SourceForge Headquarters 1320 Columbia Street Suite 310 San Diego, CA 92101 +1 (858) 422-6466

This is a followup of the locking of the mmu-notifier methods against
the secondary-mmu page fault, each driver can implement differently
but this is to show an example of what I planned for KVM, others may
follow closely if they find this useful. I post this as pseudocode to
hide 99% of kvm internal complexities and to focus only on the
locking. The KVM locking scheme should be something on these lines:

    invalidate_range_start {
	spin_lock(&kvm->mmu_lock);

	kvm->invalidate_range_count++;
	rmap-invalidate of sptes in range

	spin_unlock(&kvm->mmu_lock)
    }

    invalidate_range_end {
	spin_lock(&kvm->mmu_lock);

	kvm->invalidate_range_count--;

	spin_unlock(&kvm->mmu_lock)
    }

   invalidate_page {
	spin_lock(&kvm->mmu_lock);

	write_seqlock()
	rmap-invalidate of sptes of page
	write_sequnlock()

	spin_unlock(&kvm->mmu_lock)
   }

   kvm_page_fault {
      seq = read_seqlock()
      get_user_pages() (aka gfn_to_pfn() in kvm terms)

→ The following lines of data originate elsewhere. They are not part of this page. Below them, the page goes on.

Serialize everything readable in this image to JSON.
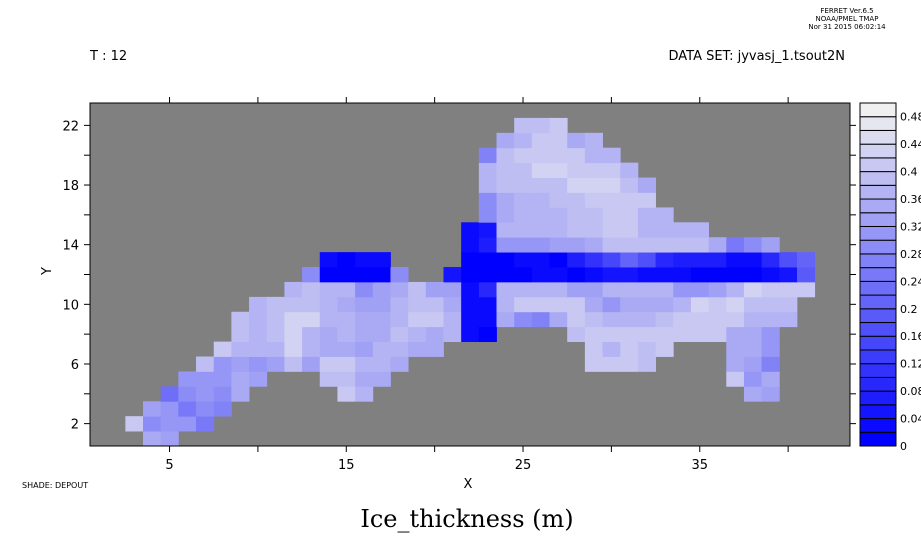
{
  "header": {
    "ferret_line1": "FERRET  Ver.6.5",
    "ferret_line2": "NOAA/PMEL TMAP",
    "ferret_line3": "Nor 31 2015 06:02:14",
    "time_label": "T : 12",
    "dataset_label": "DATA SET: jyvasj_1.tsout2N"
  },
  "footer": {
    "shade_label": "SHADE: DEPOUT"
  },
  "chart_data": {
    "type": "heatmap",
    "title": "Ice_thickness (m)",
    "xlabel": "X",
    "ylabel": "Y",
    "xlim": [
      0.5,
      43.5
    ],
    "ylim": [
      0.5,
      23.5
    ],
    "x_ticks": [
      5,
      10,
      15,
      20,
      25,
      30,
      35,
      40
    ],
    "x_tick_labels": [
      "5",
      "15",
      "25",
      "35"
    ],
    "y_ticks": [
      2,
      4,
      6,
      8,
      10,
      12,
      14,
      16,
      18,
      20,
      22
    ],
    "y_tick_labels": [
      "2",
      "6",
      "10",
      "14",
      "18",
      "22"
    ],
    "missing_color": "#808080",
    "colormap": {
      "low": "#0000ff",
      "high": "#f0f0f0"
    },
    "colorbar": {
      "levels_min": 0,
      "levels_max": 0.5,
      "level_step": 0.02,
      "labels": [
        "0",
        "0.04",
        "0.08",
        "0.12",
        "0.16",
        "0.2",
        "0.24",
        "0.28",
        "0.32",
        "0.36",
        "0.4",
        "0.44",
        "0.48"
      ],
      "placement": "right"
    },
    "rows": [
      {
        "y": 1,
        "segments": [
          {
            "x0": 4,
            "v": [
              0.34,
              0.32
            ]
          }
        ]
      },
      {
        "y": 2,
        "segments": [
          {
            "x0": 3,
            "v": [
              0.4,
              0.28,
              0.3,
              0.3,
              0.24
            ]
          }
        ]
      },
      {
        "y": 3,
        "segments": [
          {
            "x0": 4,
            "v": [
              0.32,
              0.3,
              0.24,
              0.28,
              0.26
            ]
          }
        ]
      },
      {
        "y": 4,
        "segments": [
          {
            "x0": 5,
            "v": [
              0.22,
              0.28,
              0.3,
              0.28,
              0.34
            ]
          },
          {
            "x0": 15,
            "v": [
              0.4,
              0.36
            ]
          },
          {
            "x0": 38,
            "v": [
              0.34,
              0.32
            ]
          }
        ]
      },
      {
        "y": 5,
        "segments": [
          {
            "x0": 6,
            "v": [
              0.3,
              0.3,
              0.3,
              0.34,
              0.32
            ]
          },
          {
            "x0": 14,
            "v": [
              0.38,
              0.38,
              0.34,
              0.34
            ]
          },
          {
            "x0": 37,
            "v": [
              0.4,
              0.3,
              0.34
            ]
          }
        ]
      },
      {
        "y": 6,
        "segments": [
          {
            "x0": 7,
            "v": [
              0.38,
              0.3,
              0.32,
              0.3,
              0.32,
              0.38,
              0.32,
              0.4,
              0.4,
              0.36,
              0.36,
              0.34
            ]
          },
          {
            "x0": 29,
            "v": [
              0.4,
              0.4,
              0.4,
              0.38
            ]
          },
          {
            "x0": 37,
            "v": [
              0.34,
              0.32,
              0.26
            ]
          }
        ]
      },
      {
        "y": 7,
        "segments": [
          {
            "x0": 8,
            "v": [
              0.4,
              0.36,
              0.36,
              0.36,
              0.42,
              0.36,
              0.34,
              0.34,
              0.32,
              0.36,
              0.36,
              0.34,
              0.34
            ]
          },
          {
            "x0": 29,
            "v": [
              0.4,
              0.36,
              0.4,
              0.38,
              0.4
            ]
          },
          {
            "x0": 37,
            "v": [
              0.34,
              0.34,
              0.3
            ]
          }
        ]
      },
      {
        "y": 8,
        "segments": [
          {
            "x0": 9,
            "v": [
              0.38,
              0.36,
              0.38,
              0.42,
              0.36,
              0.34,
              0.36,
              0.34,
              0.34,
              0.38,
              0.36,
              0.34,
              0.36,
              0.02,
              0.0
            ]
          },
          {
            "x0": 28,
            "v": [
              0.38,
              0.4,
              0.4,
              0.4,
              0.4,
              0.4,
              0.4,
              0.4,
              0.4,
              0.34,
              0.34,
              0.3
            ]
          }
        ]
      },
      {
        "y": 9,
        "segments": [
          {
            "x0": 9,
            "v": [
              0.38,
              0.36,
              0.38,
              0.42,
              0.42,
              0.36,
              0.36,
              0.34,
              0.34,
              0.36,
              0.4,
              0.4,
              0.36,
              0.02,
              0.02,
              0.34,
              0.28,
              0.26,
              0.34,
              0.4,
              0.38,
              0.36,
              0.36,
              0.36,
              0.38,
              0.4,
              0.4,
              0.4,
              0.4,
              0.36,
              0.36,
              0.36
            ]
          }
        ]
      },
      {
        "y": 10,
        "segments": [
          {
            "x0": 10,
            "v": [
              0.36,
              0.38,
              0.38,
              0.38,
              0.36,
              0.34,
              0.32,
              0.32,
              0.36,
              0.38,
              0.38,
              0.34,
              0.02,
              0.02,
              0.36,
              0.4,
              0.4,
              0.4,
              0.4,
              0.34,
              0.3,
              0.34,
              0.34,
              0.34,
              0.36,
              0.42,
              0.4,
              0.42,
              0.38,
              0.38,
              0.38
            ]
          }
        ]
      },
      {
        "y": 11,
        "segments": [
          {
            "x0": 12,
            "v": [
              0.36,
              0.38,
              0.36,
              0.36,
              0.28,
              0.32,
              0.34,
              0.38,
              0.32,
              0.32,
              0.02,
              0.08,
              0.36,
              0.36,
              0.36,
              0.36,
              0.32,
              0.32,
              0.36,
              0.36,
              0.36,
              0.36,
              0.3,
              0.3,
              0.32,
              0.36,
              0.42,
              0.4,
              0.4,
              0.4
            ]
          }
        ]
      },
      {
        "y": 12,
        "segments": [
          {
            "x0": 13,
            "v": [
              0.28,
              0.0,
              0.0,
              0.0,
              0.0,
              0.28
            ]
          },
          {
            "x0": 21,
            "v": [
              0.04,
              0.0,
              0.0,
              0.0,
              0.0,
              0.02,
              0.02,
              0.0,
              0.02,
              0.04,
              0.04,
              0.02,
              0.02,
              0.02,
              0.0,
              0.0,
              0.0,
              0.0,
              0.02,
              0.04,
              0.18
            ]
          }
        ]
      },
      {
        "y": 13,
        "segments": [
          {
            "x0": 14,
            "v": [
              0.02,
              0.0,
              0.02,
              0.02
            ]
          },
          {
            "x0": 22,
            "v": [
              0.0,
              0.0,
              0.0,
              0.02,
              0.02,
              0.0,
              0.06,
              0.1,
              0.14,
              0.2,
              0.16,
              0.08,
              0.06,
              0.06,
              0.06,
              0.02,
              0.02,
              0.08,
              0.16,
              0.2
            ]
          }
        ]
      },
      {
        "y": 14,
        "segments": [
          {
            "x0": 22,
            "v": [
              0.02,
              0.06,
              0.3,
              0.3,
              0.3,
              0.32,
              0.32,
              0.34,
              0.38,
              0.38,
              0.38,
              0.38,
              0.38,
              0.38,
              0.34,
              0.24,
              0.28,
              0.32
            ]
          }
        ]
      },
      {
        "y": 15,
        "segments": [
          {
            "x0": 22,
            "v": [
              0.02,
              0.04,
              0.36,
              0.36,
              0.36,
              0.36,
              0.38,
              0.38,
              0.4,
              0.4,
              0.36,
              0.36,
              0.36,
              0.36
            ]
          }
        ]
      },
      {
        "y": 16,
        "segments": [
          {
            "x0": 23,
            "v": [
              0.28,
              0.34,
              0.36,
              0.36,
              0.36,
              0.38,
              0.38,
              0.4,
              0.4,
              0.36,
              0.36
            ]
          }
        ]
      },
      {
        "y": 17,
        "segments": [
          {
            "x0": 23,
            "v": [
              0.28,
              0.34,
              0.36,
              0.36,
              0.38,
              0.38,
              0.4,
              0.4,
              0.4,
              0.4
            ]
          }
        ]
      },
      {
        "y": 18,
        "segments": [
          {
            "x0": 23,
            "v": [
              0.36,
              0.38,
              0.38,
              0.38,
              0.38,
              0.42,
              0.42,
              0.42,
              0.38,
              0.34
            ]
          }
        ]
      },
      {
        "y": 19,
        "segments": [
          {
            "x0": 23,
            "v": [
              0.36,
              0.38,
              0.38,
              0.42,
              0.42,
              0.4,
              0.4,
              0.4,
              0.36
            ]
          }
        ]
      },
      {
        "y": 20,
        "segments": [
          {
            "x0": 23,
            "v": [
              0.26,
              0.38,
              0.4,
              0.4,
              0.4,
              0.4,
              0.36,
              0.36
            ]
          }
        ]
      },
      {
        "y": 21,
        "segments": [
          {
            "x0": 24,
            "v": [
              0.34,
              0.36,
              0.4,
              0.4,
              0.34,
              0.36
            ]
          }
        ]
      },
      {
        "y": 22,
        "segments": [
          {
            "x0": 25,
            "v": [
              0.38,
              0.38,
              0.4
            ]
          }
        ]
      }
    ]
  }
}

      spin_lock(&kvm->mmu_lock)
      if (seq_trylock(seq) || kvm->invalidate_range_count)
      	 goto out; /* reply page fault */
      map sptes and build rmap
 out:
      spin_unlock(&kvm->mmu_lock)
   }

This will allow to remove the page pinning from KVM. I'd appreciate if
you Robin and Christoph can have a second look and pinpoint any
potential issue in my plan.

invalidate_page as you can notice, allows to decrease the fixed cost
overhead from all VM code that works with a single page and where
freeing the page _after_ calling invalidate_page is zero runtime/tlb
cost. We need invalidate_range_begin/end because when we work on
multiple pages, we can reduce cpu utilization and avoid many tlb
flushes by holding off the kvm page fault when we work on the range.

invalidate_page also allows to decrease the window where the kvm page
fault could possibly need to be replied (the ptep_clear_flush <->
invalidate_page window is shorter than a
invalidate_range_begin(PAGE_SIZE) <->
invalidate_range_end(PAGE_SIZE)).

So even if only as a microoptimization it worth it to decrease the
impact on the common VM code. The cost of having both a seqlock and a
range_count is irrlevant in kvm terms as they'll be in the same
cacheline and checked at the same time by the page fault and it won't
require any additional blocking (or writing) lock.

Note that the kvm page fault can't happen unless the cpu switches to
guest mode, and it can't switch to guest mode if we're in the
begin/end critical section, so in theory I could loop inside the page
fault too without risking deadlocking, but replying it by restarting
guest mode sounds nicer in sigkill/scheduling terms.

Soon I'll release a new mmu notifier patchset with patch 1 being the
mmu-notifier-core self-included and ready to go in -mm and mainline in
time for 2.6.26. Then I'll be glad to help merging any further patch
in the patchset to allow methods to sleep so XPMEM can run on mainline
2.6.27 the same way GRU/KVM/Quadrics will run fine on 2.6.26, in a
fully backwards compatible way with 2.6.26 (and of course it doesn't
really need to be backwards compatible because this is a kernel
internal API only, ask Greg etc... ;). But that will likely require a
new config option to avoid hurting AIM performance in fork because the
anon_vma critical sections are so short in the fast path.